Os resultados do levantamento refletem o maior protagonismo assumido pelo Congresso desde o início do governo Bolsonaro e em particular durante a pandemia, quando governadores e prefeitos assumiram a linha de frente do enfrentamento da Covid-19, sem coordenação do governo federal.

Um terço das medidas de iniciativa do Executivo aprovadas no período tratou do impacto econômico da pandemia, como as medidas que criaram programas de crédito para micro e pequenas empresas e autorizaram a redução de salários e jornada de trabalho no setor privado. Apenas 8% das medidas de iniciativa do Legislativo trataram de assuntos econômicos.

“É normal que o Executivo dê mais atenção a questões econômicas, por ser o principal responsável pela gestão macroeconômica. No entanto, o governo foi negligente na emergência sanitária”, diz o cientista político Cláudio Gonçalves Couto, da Fundação Getúlio Vargas em São Paulo. “O Legislativo atuou como contraponto.”

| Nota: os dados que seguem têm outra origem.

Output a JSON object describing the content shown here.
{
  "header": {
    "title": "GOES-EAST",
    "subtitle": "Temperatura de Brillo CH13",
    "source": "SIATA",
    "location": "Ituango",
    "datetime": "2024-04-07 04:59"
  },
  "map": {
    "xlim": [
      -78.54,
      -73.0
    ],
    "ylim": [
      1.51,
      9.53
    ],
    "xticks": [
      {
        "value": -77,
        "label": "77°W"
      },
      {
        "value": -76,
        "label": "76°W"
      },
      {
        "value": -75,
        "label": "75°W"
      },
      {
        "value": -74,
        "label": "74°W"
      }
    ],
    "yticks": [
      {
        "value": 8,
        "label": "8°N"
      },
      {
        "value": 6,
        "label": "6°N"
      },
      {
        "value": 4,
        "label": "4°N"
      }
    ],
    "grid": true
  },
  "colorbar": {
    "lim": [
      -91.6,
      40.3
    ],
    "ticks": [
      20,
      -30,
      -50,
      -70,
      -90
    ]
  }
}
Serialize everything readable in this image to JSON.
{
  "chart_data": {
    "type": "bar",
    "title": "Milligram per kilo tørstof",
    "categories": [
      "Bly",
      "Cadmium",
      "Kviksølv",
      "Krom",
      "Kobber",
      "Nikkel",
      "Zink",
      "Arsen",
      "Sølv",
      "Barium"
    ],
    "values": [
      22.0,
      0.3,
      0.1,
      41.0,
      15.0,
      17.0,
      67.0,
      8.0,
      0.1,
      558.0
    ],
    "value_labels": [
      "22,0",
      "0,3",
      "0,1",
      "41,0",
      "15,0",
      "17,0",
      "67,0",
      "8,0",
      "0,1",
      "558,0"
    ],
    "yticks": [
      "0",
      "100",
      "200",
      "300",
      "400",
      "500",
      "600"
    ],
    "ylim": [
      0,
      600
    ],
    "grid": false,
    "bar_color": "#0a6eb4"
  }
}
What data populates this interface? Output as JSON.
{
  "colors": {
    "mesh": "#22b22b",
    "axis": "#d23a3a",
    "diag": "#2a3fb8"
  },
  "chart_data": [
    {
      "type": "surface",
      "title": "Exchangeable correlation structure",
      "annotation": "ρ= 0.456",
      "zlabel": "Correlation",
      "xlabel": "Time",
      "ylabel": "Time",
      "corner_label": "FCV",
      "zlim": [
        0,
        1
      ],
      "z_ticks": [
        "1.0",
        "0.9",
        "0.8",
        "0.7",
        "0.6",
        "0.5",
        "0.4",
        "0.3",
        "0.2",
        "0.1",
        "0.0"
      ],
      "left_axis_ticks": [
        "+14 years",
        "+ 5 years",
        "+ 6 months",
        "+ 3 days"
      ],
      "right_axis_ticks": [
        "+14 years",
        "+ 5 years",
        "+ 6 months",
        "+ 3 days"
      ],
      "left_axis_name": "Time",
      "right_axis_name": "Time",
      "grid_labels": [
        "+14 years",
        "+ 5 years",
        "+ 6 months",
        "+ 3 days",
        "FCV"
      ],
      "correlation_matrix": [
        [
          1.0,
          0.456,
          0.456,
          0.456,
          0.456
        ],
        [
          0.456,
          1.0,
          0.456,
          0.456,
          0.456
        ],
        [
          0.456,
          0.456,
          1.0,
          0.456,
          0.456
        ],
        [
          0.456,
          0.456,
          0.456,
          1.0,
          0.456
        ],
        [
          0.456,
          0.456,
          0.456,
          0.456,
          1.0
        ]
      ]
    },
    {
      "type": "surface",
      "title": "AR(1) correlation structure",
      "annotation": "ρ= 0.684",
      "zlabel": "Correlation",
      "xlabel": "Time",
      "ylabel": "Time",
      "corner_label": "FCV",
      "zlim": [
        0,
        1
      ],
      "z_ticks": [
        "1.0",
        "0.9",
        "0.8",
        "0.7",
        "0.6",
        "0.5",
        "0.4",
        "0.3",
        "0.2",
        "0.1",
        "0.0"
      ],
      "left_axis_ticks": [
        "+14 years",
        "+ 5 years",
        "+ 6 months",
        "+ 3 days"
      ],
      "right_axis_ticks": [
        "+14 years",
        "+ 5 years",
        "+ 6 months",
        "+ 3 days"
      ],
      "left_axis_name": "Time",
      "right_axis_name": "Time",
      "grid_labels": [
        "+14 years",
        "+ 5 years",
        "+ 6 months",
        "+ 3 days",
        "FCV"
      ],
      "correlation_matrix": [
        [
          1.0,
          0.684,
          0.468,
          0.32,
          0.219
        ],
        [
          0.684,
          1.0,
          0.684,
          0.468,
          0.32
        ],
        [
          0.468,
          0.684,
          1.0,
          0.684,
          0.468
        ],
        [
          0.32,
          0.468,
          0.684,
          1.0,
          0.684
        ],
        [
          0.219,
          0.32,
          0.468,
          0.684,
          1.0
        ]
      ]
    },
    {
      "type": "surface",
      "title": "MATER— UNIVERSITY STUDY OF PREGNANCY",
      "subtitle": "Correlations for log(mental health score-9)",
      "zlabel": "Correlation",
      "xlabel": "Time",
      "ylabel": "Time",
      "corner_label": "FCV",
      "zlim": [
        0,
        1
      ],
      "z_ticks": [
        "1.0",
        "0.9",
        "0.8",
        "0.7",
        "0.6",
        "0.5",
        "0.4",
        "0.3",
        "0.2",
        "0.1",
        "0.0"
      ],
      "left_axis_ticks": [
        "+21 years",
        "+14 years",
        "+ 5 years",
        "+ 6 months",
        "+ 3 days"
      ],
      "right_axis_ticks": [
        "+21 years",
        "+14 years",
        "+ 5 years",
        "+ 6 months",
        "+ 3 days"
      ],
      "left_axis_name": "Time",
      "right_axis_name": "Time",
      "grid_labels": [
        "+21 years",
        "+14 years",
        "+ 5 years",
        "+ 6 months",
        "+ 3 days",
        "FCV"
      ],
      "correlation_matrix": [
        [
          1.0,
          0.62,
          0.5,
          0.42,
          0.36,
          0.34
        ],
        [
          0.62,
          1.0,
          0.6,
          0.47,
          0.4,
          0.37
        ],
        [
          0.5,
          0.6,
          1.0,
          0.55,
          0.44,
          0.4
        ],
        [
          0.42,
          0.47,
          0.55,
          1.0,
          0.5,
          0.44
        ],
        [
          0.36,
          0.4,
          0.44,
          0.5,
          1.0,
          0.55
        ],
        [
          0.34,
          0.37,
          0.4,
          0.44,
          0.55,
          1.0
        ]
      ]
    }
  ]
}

Antônio Augusto de Queiroz, diretor do Departamento Intersindical de Assessoria Parlamentar (Diap), observa que a atuação do Congresso foi decisiva para aprovação do auxílio emergencial e da emenda constitucional que permitiu gastos extraordinários na pandemia. "O governo foi levado a contragosto a tomar as decisões", aponta.

A ideia de um auxílio para os trabalhadores do setor informal durante a crise foi apresentada pelo governo inicialmente numa entrevista em que o ministro da Economia, Paulo Guedes, sugeriu um benefício de R$ 200, mas o governo não enviou ao Congresso nenhuma proposta com esse objetivo.

A lei que criou o auxílio emergencial resultou de uma articulação dos congressistas, que aproveitaram um projeto de lei apresentado pelo deputado Eduardo Barbosa (PSDB) em 2017, que já tinha passado pelas comissões do Congresso e estava pronto para ser votado no plenário.

A primeira versão do projeto que foi à votação propunha um auxílio mensal de R$ 500, o qual foi elevado para R$ 600 por sugestão do governo Bolsonaro.

O presidente tornou-se o principal beneficiário político do programa, que contribuiu para aumentar a aprovação a seu governo entre os mais pobres e em regiões como o Nordeste, onde sua popularidade era reduzida, de acordo com o Datafolha.

"Embora tenham sido beneficiadas por uma decisão do Congresso, as pessoas estão premiando o Executivo por isso”, diz Couto. “O presidente, de forma muito rápida, começou a chamar para si a responsabilidade do auxílio, mesmo tendo proposto inicialmente um valor inferior". O cientista político afirma que as pessoas costumam pensar em governo mais como o Executivo sozinho do que o Congresso.

O levantamento da Folha também aponta que Bolsonaro editou 62 medidas provisórias relacionadas ao combate ao coronavírus, mas somente 2 foram transformadas em lei pelo Legislativo até o final de julho.

Antes da pandemia, o Congresso rejeitou ou deixou expirar a maior parte das medidas provisórias. O atual mandatário também é o que mais sofreu derrotas em vetos nas votações legislativas.

Bolsonaro se aproximou do Centrão durante a pandemia, na tentativa de formar uma base mais segura no Congresso. Não houve, contudo, total alinhamento, como mostrou recentemente a discussão do veto presidencial ao reajuste de salários de servidores em 2020, que por pouco não foi derrubado, e só foi mantido após articulação do presidente da Câmara, Rodrigo Maia (DEM-RJ).

Para Queiroz, do Diap, o número de medidas provisórias editadas por Bolsonaro é incomum. “O governo encaminha as matérias e se desobriga da responsabilidade de fazê-las tramitar”, afirma. “Por isso o Congresso faz mais do que o Executivo, sendo que no presidencialismo de coalizão, o normal é que o presidente lidere a iniciativa das leis.”